Can we have the best of both worlds?
There is a lot of talk in books, reports and internet blogs about the advantage that living in a Big City brings about to the individual. Serendipitous encounters, broader acceptance of the fringes and large-scale public infrastructure pull many ambitious upstarters to the Big City every year.
Things have changed a lot in the last two decades. Big Cities have become Mega cities with millions new inhabitants. Pollution and traffic, lack of coherent community, stressed infrastructure due to overpopulation and high housing costs have ruined the Big City dream for me. I needed a new refuge.
I need some light sense of community belonging, a place where people take a minute to breathe and chat lightly to neighbors. I need a place with joyful outdoors - essential infrastructure combined with lots of nature. A place that still holds the coherence of its culture combined with an openness to welcome outsiders. I wanted the best of both worlds - the small town community and the big city convenience, along with a culture that fuses both.
I have a location-independent worklife. This means, I am not bound to live in the Big City for my work. My dislike for the current state of the Big City life and the location-independence offered by my worklife made me go on a search sprint to find a better place where I can take refuge. The biggest element in curating a joyful everyday life was to select the right place. So I read hundreds of reports, blogs and compared the quality of life in dozens of places, filtered by what I was looking for. I tried beach towns, foreign cities, country villages, boom cities, college towns and tourist cities. I kept optimizing for what I like and what I dislike. Then I found my new homebase.

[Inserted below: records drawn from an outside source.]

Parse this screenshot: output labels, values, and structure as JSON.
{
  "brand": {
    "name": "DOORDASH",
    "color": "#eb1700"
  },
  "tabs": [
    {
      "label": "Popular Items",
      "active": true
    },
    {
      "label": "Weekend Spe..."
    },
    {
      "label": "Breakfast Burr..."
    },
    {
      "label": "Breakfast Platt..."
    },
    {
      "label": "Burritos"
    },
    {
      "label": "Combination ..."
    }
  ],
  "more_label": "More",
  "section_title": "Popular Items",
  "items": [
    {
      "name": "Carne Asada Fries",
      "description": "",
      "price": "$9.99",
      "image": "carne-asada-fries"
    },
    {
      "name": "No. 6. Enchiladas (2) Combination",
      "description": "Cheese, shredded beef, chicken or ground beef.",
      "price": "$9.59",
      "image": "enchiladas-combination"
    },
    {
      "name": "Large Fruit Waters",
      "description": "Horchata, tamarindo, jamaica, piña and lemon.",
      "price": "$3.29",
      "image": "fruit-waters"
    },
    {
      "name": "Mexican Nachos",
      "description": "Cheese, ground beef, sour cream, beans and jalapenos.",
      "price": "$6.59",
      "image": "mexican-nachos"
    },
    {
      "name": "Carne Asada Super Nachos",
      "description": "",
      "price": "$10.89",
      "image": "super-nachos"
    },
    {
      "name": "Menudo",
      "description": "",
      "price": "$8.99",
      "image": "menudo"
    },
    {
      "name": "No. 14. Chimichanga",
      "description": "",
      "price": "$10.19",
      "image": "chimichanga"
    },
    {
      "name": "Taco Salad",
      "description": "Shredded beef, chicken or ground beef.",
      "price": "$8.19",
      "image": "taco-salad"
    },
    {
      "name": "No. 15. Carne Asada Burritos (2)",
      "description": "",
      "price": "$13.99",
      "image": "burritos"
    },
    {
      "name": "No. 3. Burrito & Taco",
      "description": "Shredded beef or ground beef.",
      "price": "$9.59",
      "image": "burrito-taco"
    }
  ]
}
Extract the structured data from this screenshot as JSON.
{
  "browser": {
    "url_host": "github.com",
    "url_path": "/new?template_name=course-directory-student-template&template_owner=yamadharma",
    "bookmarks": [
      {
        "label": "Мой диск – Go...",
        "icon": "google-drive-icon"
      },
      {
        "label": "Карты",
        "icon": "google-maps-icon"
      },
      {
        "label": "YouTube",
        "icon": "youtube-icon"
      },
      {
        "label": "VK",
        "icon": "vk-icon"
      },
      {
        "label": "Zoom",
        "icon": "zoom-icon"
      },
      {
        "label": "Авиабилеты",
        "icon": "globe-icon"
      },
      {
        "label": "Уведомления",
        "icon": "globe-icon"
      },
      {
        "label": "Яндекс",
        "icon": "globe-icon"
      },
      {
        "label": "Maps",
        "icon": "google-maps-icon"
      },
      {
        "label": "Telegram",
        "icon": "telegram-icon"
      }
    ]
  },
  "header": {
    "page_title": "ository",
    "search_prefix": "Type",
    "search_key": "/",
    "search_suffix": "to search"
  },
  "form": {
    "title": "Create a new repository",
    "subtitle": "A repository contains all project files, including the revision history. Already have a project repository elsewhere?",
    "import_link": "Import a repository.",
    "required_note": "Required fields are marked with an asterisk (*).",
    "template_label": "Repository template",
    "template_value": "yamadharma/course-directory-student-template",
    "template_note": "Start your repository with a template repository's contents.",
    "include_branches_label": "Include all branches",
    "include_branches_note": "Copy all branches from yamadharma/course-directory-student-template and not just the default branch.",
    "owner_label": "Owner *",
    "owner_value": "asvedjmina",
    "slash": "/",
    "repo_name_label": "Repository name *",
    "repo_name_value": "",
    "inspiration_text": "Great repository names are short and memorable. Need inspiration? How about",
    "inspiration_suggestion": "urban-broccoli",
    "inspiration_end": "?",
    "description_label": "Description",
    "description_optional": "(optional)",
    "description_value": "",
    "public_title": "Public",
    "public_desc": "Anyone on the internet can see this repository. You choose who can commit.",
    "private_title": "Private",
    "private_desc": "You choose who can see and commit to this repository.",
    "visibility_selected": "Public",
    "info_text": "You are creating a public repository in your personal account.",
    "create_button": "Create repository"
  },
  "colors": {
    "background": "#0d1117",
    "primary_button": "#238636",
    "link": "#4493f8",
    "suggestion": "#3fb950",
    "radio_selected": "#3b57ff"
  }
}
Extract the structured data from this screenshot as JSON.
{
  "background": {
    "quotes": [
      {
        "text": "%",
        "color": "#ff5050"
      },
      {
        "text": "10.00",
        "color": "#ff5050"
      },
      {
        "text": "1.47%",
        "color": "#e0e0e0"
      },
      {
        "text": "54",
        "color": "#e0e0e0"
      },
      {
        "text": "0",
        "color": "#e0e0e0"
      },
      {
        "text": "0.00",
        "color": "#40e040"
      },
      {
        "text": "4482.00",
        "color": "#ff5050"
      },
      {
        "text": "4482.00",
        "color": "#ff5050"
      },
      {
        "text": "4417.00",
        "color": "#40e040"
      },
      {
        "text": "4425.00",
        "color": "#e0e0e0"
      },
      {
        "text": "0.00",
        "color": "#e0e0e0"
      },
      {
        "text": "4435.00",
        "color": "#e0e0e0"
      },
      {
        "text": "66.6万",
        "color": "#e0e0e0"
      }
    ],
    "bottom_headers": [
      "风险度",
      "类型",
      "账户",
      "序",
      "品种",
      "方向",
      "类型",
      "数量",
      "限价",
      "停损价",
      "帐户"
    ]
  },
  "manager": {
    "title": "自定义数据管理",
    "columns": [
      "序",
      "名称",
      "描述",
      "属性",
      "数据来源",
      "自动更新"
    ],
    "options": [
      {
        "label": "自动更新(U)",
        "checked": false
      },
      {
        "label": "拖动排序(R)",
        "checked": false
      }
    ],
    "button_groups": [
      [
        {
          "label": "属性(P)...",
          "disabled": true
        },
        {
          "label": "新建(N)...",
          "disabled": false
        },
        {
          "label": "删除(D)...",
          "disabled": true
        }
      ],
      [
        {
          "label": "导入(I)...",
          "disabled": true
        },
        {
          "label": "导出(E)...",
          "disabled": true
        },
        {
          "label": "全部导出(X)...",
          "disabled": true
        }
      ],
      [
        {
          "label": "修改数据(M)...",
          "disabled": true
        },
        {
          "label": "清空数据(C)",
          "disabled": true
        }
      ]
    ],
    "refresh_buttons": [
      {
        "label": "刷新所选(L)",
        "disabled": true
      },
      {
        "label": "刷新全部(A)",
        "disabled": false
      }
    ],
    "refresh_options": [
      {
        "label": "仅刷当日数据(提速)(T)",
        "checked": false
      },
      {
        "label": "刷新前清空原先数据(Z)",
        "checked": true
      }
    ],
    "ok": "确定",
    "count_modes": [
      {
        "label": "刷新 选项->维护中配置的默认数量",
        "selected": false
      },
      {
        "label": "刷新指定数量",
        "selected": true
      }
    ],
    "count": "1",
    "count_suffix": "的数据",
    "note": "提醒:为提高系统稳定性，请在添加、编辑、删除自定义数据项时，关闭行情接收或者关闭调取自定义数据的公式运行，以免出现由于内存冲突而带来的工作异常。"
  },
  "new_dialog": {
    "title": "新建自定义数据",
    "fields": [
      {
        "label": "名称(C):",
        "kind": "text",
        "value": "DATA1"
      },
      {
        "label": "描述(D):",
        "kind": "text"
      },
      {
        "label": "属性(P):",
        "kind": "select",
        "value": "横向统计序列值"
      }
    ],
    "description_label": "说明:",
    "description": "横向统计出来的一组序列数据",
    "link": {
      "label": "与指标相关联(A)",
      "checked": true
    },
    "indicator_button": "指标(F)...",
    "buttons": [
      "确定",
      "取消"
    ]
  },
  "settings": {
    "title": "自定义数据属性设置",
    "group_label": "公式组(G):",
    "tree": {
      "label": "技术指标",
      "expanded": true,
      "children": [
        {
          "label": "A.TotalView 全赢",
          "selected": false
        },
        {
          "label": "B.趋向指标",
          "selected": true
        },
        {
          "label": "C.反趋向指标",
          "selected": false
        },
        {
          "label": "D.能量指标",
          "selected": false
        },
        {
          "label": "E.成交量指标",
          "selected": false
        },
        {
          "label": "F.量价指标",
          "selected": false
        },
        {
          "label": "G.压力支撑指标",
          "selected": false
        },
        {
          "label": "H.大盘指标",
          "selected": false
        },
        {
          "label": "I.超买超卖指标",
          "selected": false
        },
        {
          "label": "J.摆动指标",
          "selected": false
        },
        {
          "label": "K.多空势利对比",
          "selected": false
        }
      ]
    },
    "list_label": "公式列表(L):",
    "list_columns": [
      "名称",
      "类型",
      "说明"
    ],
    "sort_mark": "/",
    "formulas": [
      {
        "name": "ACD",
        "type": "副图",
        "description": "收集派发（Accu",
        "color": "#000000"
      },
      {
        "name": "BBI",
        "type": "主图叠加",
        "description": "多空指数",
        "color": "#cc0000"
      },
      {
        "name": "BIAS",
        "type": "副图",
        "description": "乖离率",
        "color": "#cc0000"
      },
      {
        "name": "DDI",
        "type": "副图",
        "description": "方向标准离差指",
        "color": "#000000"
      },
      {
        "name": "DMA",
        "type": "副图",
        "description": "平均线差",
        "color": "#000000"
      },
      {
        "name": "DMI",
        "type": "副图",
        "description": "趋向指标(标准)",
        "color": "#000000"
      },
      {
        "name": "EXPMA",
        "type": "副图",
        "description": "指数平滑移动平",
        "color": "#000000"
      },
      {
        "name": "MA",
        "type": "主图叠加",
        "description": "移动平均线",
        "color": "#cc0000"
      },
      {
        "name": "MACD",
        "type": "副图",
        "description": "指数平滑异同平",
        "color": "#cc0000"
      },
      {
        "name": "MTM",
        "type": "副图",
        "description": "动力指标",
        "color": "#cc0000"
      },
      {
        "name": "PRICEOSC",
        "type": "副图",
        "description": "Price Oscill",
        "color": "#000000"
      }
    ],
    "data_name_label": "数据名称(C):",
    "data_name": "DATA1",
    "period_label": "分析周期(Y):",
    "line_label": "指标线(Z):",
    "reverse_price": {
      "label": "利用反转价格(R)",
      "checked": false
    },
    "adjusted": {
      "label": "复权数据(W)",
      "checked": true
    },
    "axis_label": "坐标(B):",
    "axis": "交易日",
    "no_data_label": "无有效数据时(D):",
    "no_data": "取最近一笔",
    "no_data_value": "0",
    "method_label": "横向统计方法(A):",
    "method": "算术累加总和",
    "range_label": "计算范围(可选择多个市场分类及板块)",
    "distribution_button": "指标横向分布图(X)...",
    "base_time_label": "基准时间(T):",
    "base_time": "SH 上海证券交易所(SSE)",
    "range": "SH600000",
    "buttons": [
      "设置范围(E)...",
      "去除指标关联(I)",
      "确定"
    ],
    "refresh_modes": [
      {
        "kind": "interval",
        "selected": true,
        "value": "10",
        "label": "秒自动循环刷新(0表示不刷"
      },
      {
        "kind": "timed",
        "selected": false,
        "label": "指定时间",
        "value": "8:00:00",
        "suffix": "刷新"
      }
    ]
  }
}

The mountain city of Dharamshala (in North India) fits the small goldilocks city criteria I was looking for. It is located in the foothills of western Himalayas and is home to a good mix of outsiders and insiders. I do not see the indignity of homelessness on the streets here. The residents are welcoming and friendly to outsiders but still hold on to their culture and community. A vibrant sub-community of spiritual Tibetan Buddhists (including the Dalai Lama) adds to the diversity-mix along with proud Punjabi people from the neighboring state, nomadic mountain tribes of Himalayas, families of retired army veterans, and a disparate flow of exploring backpackers.